Fear

From what I can remember, there was a faint  tinge of dry wood and moist stagnant soil in the  atmosphere. The evening sky was a dark blanket with  tie-dye colors of quickly fading gold, fuchsia, and  violet at its western edge.  

The transitioning panorama vaguely reminded  me of a line from the 19th century poem ‘Excelsior’,  which my grandmother used to recite over and over.  “The shades of night are falling fast…” I wondered if  this is what she was pertaining to. 

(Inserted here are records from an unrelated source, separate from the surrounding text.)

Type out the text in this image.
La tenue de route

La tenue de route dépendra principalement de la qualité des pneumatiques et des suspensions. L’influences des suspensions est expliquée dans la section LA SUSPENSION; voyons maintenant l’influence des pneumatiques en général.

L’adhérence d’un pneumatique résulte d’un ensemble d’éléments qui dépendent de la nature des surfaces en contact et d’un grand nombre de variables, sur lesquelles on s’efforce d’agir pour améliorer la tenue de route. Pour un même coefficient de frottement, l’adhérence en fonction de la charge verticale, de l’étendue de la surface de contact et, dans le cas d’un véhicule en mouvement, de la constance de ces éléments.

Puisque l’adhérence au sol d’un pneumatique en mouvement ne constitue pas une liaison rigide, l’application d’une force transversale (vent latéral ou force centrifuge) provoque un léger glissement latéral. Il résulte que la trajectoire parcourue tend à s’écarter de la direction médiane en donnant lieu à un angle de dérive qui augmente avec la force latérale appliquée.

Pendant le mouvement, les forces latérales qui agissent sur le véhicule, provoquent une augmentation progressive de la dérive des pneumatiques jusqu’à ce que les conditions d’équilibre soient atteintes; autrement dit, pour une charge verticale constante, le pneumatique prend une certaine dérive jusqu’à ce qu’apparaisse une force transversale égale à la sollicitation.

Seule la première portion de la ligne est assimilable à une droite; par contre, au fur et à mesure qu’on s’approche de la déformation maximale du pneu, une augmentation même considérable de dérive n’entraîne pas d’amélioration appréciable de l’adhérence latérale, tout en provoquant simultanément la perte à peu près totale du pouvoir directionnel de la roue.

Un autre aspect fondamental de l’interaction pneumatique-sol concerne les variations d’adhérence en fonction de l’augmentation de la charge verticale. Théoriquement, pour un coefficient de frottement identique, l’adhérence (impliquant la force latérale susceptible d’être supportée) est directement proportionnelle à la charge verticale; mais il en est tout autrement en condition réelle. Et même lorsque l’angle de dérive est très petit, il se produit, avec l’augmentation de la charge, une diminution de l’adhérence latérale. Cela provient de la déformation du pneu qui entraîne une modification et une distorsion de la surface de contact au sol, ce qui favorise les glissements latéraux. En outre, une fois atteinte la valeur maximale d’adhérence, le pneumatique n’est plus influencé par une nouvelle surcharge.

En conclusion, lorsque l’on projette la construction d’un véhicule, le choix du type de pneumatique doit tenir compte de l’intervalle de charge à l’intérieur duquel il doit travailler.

As the sun finally sank below the horizon,  I strangely felt as though my guardian angel had  vanished with it, and that is when it all began. I felt a  chilling breeze graze my cheek, as if death had blown  a kiss at me.  

Slowly, but surely, I turned in the direction of  the calm, yet eerie wind. That’s when I saw her.  

A little girl, about half my height, was standing  across from me; head cocked slightly to the side, and  half her body blocked by a thick vertical silhouette. 

She had flowing hair as black as the grim  reaper’s cloak, and her ashen skin glowed in the  dimness as if she had been rolling around in flour for  hours.  

My mouth slowly gaped as my eyes widened. I  wanted to scream, but my throat was locked. I wanted  to swear, but my voice seemed to be trapped in a  temporal stasis. In less than the blink of an eye, her  entire body shifted from where it was, and she was  completely in view. Her bulging eyes seemed glassy  and lifeless, and somehow, slowly, ever so slowly, the  corners of her lips curled into a smile, as I heard a  soft, hollow giggle. 

My muscles tightened, I think, and my heartbeat seemed to quicken. I staggered back a bit  when I really peered into those dark abysses she had  for eyes; black and endless, I could feel them sucking  me in… luring me to my demise. 

Everything seemed wrong at that point. I  turned around and ran full force in the opposite  direction. I could hear myself panting between loud  swears. The words seemed a little muddled - I guess,  out of fear or whatever.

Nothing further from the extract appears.